Science News reports on a presentation at the recent Lunar and Planetary Science Conference by researcher Abhilash Ramachandran, who found that rice – one of our planet’s most significant food sources – can find all the nutrients it needs to thrive in the red soil of Mars… as long as we find a way to get around one toxic chemical called perchlorate:
Growing rice there would be ideal, because it’s easy to prepare, he says. “You just peel off the husk and start boiling.”

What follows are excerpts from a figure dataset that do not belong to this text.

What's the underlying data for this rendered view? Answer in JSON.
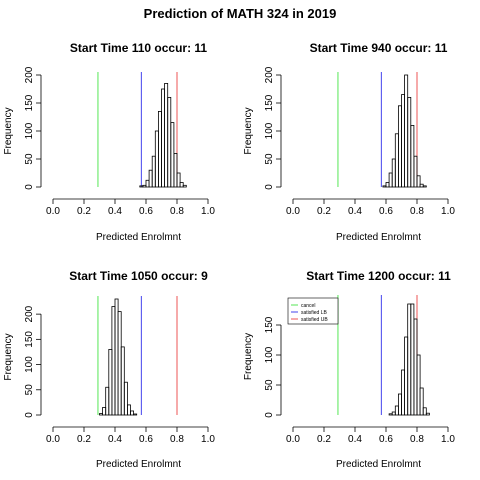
{
  "title": "Prediction of MATH 324 in 2019",
  "colors": {
    "cancel": "#55e655",
    "satisfied_lb": "#4444ee",
    "satisfied_ub": "#ee5555",
    "bars": "#000000"
  },
  "chart_data": [
    {
      "type": "bar",
      "title": "Start Time 110 occur: 11",
      "xlabel": "Predicted Enrolmnt",
      "ylabel": "Frequency",
      "xlim": [
        0,
        1
      ],
      "ylim": [
        0,
        200
      ],
      "xticks": [
        "0.0",
        "0.2",
        "0.4",
        "0.6",
        "0.8",
        "1.0"
      ],
      "yticks": [
        "0",
        "50",
        "100",
        "150",
        "200"
      ],
      "bin_width": 0.02,
      "bins_start": [
        0.56,
        0.58,
        0.6,
        0.62,
        0.64,
        0.66,
        0.68,
        0.7,
        0.72,
        0.74,
        0.76,
        0.78,
        0.8,
        0.82,
        0.84
      ],
      "values": [
        2,
        3,
        12,
        30,
        55,
        100,
        135,
        175,
        185,
        160,
        115,
        60,
        25,
        8,
        3
      ],
      "vlines": {
        "cancel": 0.29,
        "satisfied_lb": 0.57,
        "satisfied_ub": 0.8
      }
    },
    {
      "type": "bar",
      "title": "Start Time 940 occur: 11",
      "xlabel": "Predicted Enrolmnt",
      "ylabel": "Frequency",
      "xlim": [
        0,
        1
      ],
      "ylim": [
        0,
        200
      ],
      "xticks": [
        "0.0",
        "0.2",
        "0.4",
        "0.6",
        "0.8",
        "1.0"
      ],
      "yticks": [
        "0",
        "50",
        "100",
        "150",
        "200"
      ],
      "bin_width": 0.02,
      "bins_start": [
        0.58,
        0.6,
        0.62,
        0.64,
        0.66,
        0.68,
        0.7,
        0.72,
        0.74,
        0.76,
        0.78,
        0.8,
        0.82,
        0.84
      ],
      "values": [
        2,
        8,
        25,
        50,
        95,
        145,
        165,
        200,
        160,
        110,
        55,
        20,
        5,
        2
      ],
      "vlines": {
        "cancel": 0.29,
        "satisfied_lb": 0.57,
        "satisfied_ub": 0.8
      }
    },
    {
      "type": "bar",
      "title": "Start Time 1050 occur: 9",
      "xlabel": "Predicted Enrolmnt",
      "ylabel": "Frequency",
      "xlim": [
        0,
        1
      ],
      "ylim": [
        0,
        230
      ],
      "xticks": [
        "0.0",
        "0.2",
        "0.4",
        "0.6",
        "0.8",
        "1.0"
      ],
      "yticks": [
        "0",
        "50",
        "100",
        "150",
        "200"
      ],
      "bin_width": 0.02,
      "bins_start": [
        0.3,
        0.32,
        0.34,
        0.36,
        0.38,
        0.4,
        0.42,
        0.44,
        0.46,
        0.48,
        0.5,
        0.52
      ],
      "values": [
        3,
        15,
        55,
        130,
        215,
        230,
        205,
        135,
        65,
        20,
        8,
        2
      ],
      "vlines": {
        "cancel": 0.29,
        "satisfied_lb": 0.57,
        "satisfied_ub": 0.8
      }
    },
    {
      "type": "bar",
      "title": "Start Time 1200 occur: 11",
      "xlabel": "Predicted Enrolmnt",
      "ylabel": "Frequency",
      "xlim": [
        0,
        1
      ],
      "ylim": [
        0,
        195
      ],
      "xticks": [
        "0.0",
        "0.2",
        "0.4",
        "0.6",
        "0.8",
        "1.0"
      ],
      "yticks": [
        "0",
        "50",
        "100",
        "150"
      ],
      "bin_width": 0.02,
      "bins_start": [
        0.62,
        0.64,
        0.66,
        0.68,
        0.7,
        0.72,
        0.74,
        0.76,
        0.78,
        0.8,
        0.82,
        0.84,
        0.86
      ],
      "values": [
        2,
        5,
        15,
        35,
        75,
        130,
        185,
        185,
        160,
        100,
        45,
        12,
        3
      ],
      "vlines": {
        "cancel": 0.29,
        "satisfied_lb": 0.57,
        "satisfied_ub": 0.8
      },
      "legend": {
        "placement": "top-left",
        "entries": [
          {
            "label": "cancel",
            "color_key": "cancel"
          },
          {
            "label": "satisfied LB",
            "color_key": "satisfied_lb"
          },
          {
            "label": "satisfied UB",
            "color_key": "satisfied_ub"
          }
        ]
      }
    }
  ]
}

Ramachandran and his colleagues grew rice plants in a Martian soil simulant made of Mojave Desert basalt. They also grew rice in pure potting mix as well as several mixtures of the potting mix and soil simulant. All pots were watered once or twice a day.
Rice plants did grow in the synthetic Mars dirt, the team found. However, the plants developed slighter shoots and wispier roots than the plants that sprouted from the potting mix and hybrid soils. Even replacing just 25 percent of the simulant with potting mix helped heaps, they found.
The researchers also tried growing rice in soil with added perchlorate. They sourced one wild rice variety and two cultivars with a genetic mutation — modified for resilience against environmental stressors like drought — and grew them in Mars-like dirt with and without perchlorate.
No rice plants grew amid a concentration of 3 grams of perchlorate per kilogram of soil. But when the concentration was just 1 gram per kilogram, one of the mutant lines grew both a shoot and a root, while the wild variety managed to grow a root.